Our Bladder & Bowel Home Delivery Service can help you manage supplies, through a friendly, reliable and discreet supply service. Please visit the Home Delivery Service section for more information.

Bed Protection

Ask if this can be supplied at your chosen accommodation or take a generously sized waterproof sheet or pad with you – thin disposable draw sheets with a leak proof backing are available.

Hygiene and Laundry

It’s advisable to take your own disposal bags and a few bin liners for used pads, etc. A deodorising spray may also help. Remember to check what facilities are available with your accommodation before you book; an en-suite bathroom is an obvious choice.

Most large hotels should provide laundry services; an extra charge may be required. Or take washing detergent and a portable washing line with you for smaller items.

Luggage

When flying, remember to split up your supplies between different bags, in case one is lost! Also, pack all the items you are likely to need during the flight and waiting periods at each end in your hand luggage. Most airlines allow extra hand luggage for medical reasons so don’t be afraid to ask when you book.

You will need a medical letter from your GP for airport security if you have essential medical equipment or your products are in excess of the security cabin baggage allowance (eg, skincare). Currently, containers must be 100ml or less and packed in one re-sealable plastic bag (20 x 20 cm). Please seek advice from your airline when you book or check current Government guidelines.

Public Toilets

Public toilets are few and far between in some countries. It can be easier to find a toilet in a hotel, bar or restaurant, or in a shopping centre.  Carry a supply of disposal bags and wipes etc. when you’re out as bins and hygiene can also be a bit hit and miss. 

Don’t forget your Just Can’t Wait toilet card; it states the holder has a genuine medical condition that may require the urgent use of a toilet.  You can apply for a Just Can’t Wait toilet card to help you communicate clearly to others that you need to use a toilet without delay. Get yours FREE today.

A RADAR key which gives access in the UK to 9,000 locked toilets for disabled people, may also prove useful. Germany and some other European countries have a similar scheme through CBF Darmstadt – visit their website for details.

Diet

Wherever you’re going stick to your usual diet if possible and when abroad avoid eating washed salads and fruit, adding ice cubes in drinks or eating food that has been reheated or left sitting uncovered on a food counter. Drink only bottled water and make sure you drink enough fluids to remain hydrated (6 – 8 glasses a day or between 1.5 – 2 litres).

If you follow a special diet, you may wish to take some familiar foods with you.

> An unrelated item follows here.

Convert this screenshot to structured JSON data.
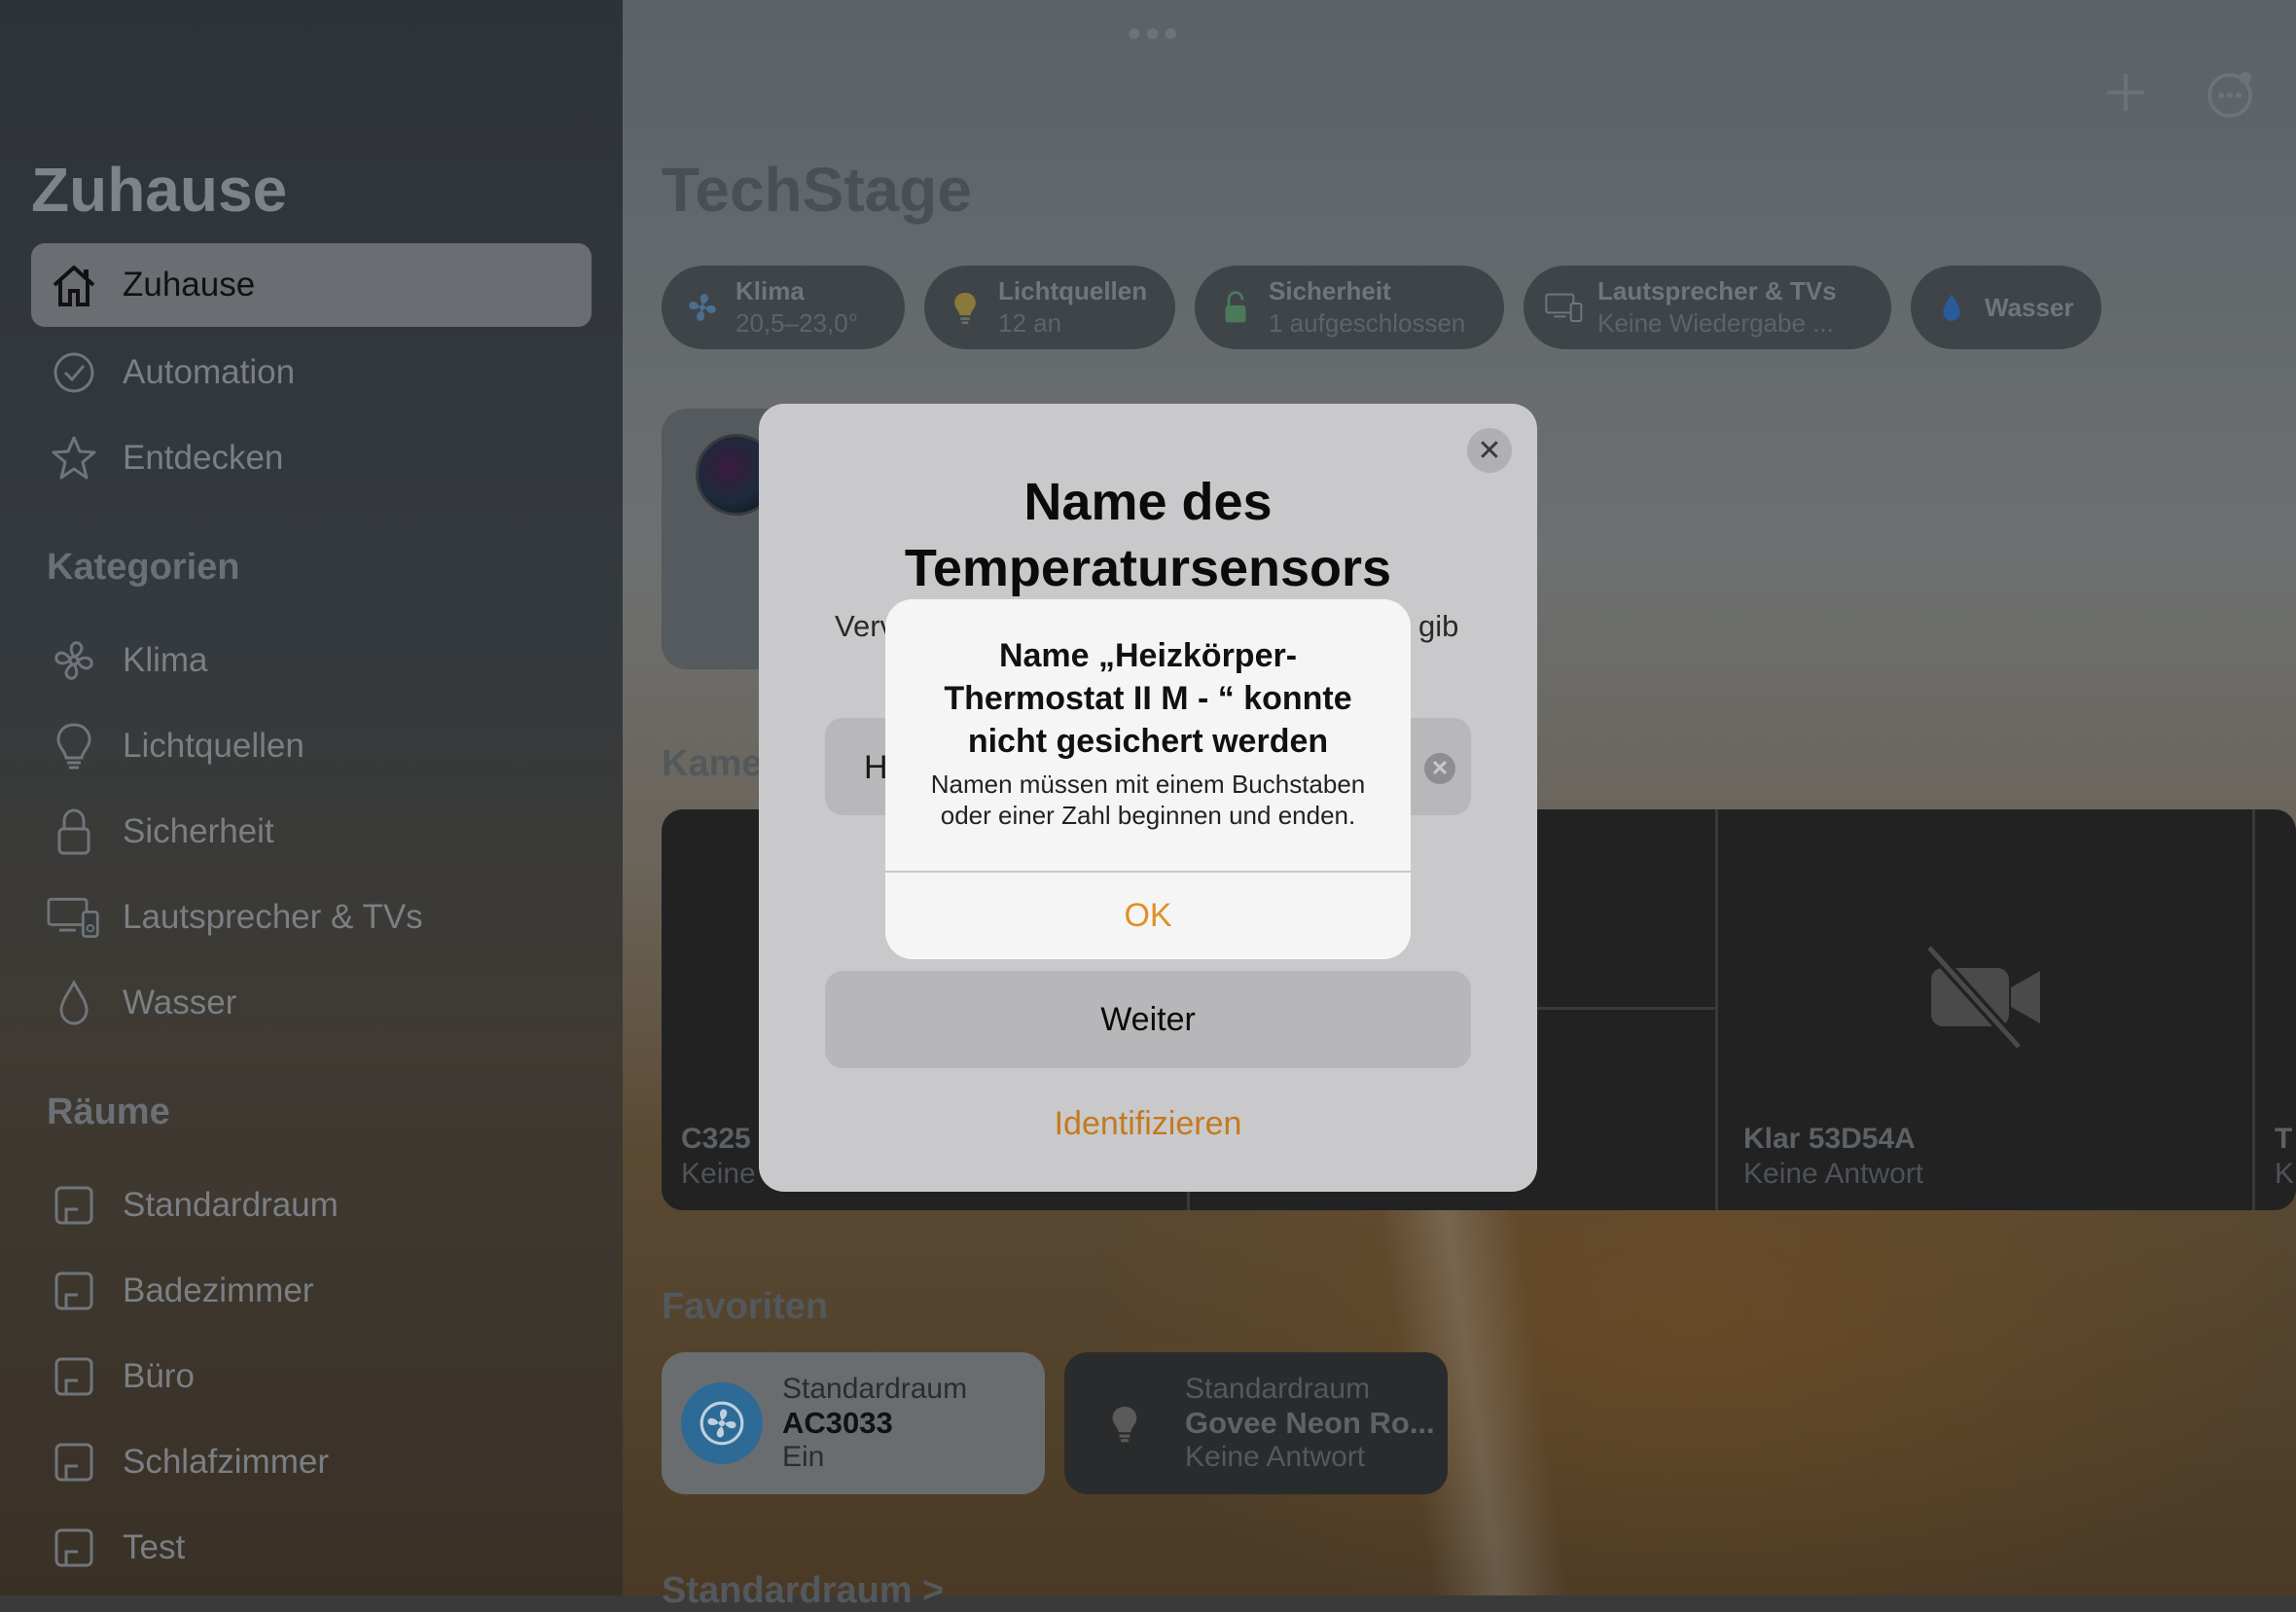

For example, if you’re coeliac and visiting a country where it may be difficult to find gluten free foods, you might take some bread or crackers just in case. Similarly, if you take dietary supplements such as hemp or flaxseed, these can be transported in their original packaging and tucked into your suitcase.

Relax and Enjoy!

Opportunities for travel have grown significantly in recent years, with cheaper flights serving a wider range of destinations and more accessibility within rail and bus stations. For many people, this has made travelling a more common experience. It is a matter of equality that disabled people and people with reduced mobility should have opportunities for travel comparable to those of other people. However, for people with a disability or mobility difficulty, the prospect of attempting a trip by air can seem fraught with potential difficulties.

Travelling with bladder and bowel conditions doesn’t have to be a recipe for disaster. The best thing you can do is to plan ahead, and be prepared for dealing with unexpected delays or circumstances which at times cannot be avoided. Ask for help when you need it, and remember to try to relax and enjoy your trip!

We hope you’re able to travel a little happier with this advice – let us know your experiences at [email protected]

Further Help & Information

For more information about travelling with confidence please visit our downloads section. This contains more helpful advice and tips, as well as the contact details of organisations that may be able to help you further.

Travelling with a Disability – Visit the Civil Aviation Authority website for more information about your rights and air travel as a UK citizen: https://www.caa.co.uk/

Global / European Health Insurance – Apply for, or renew your GHIC or EHIC via the NHS website.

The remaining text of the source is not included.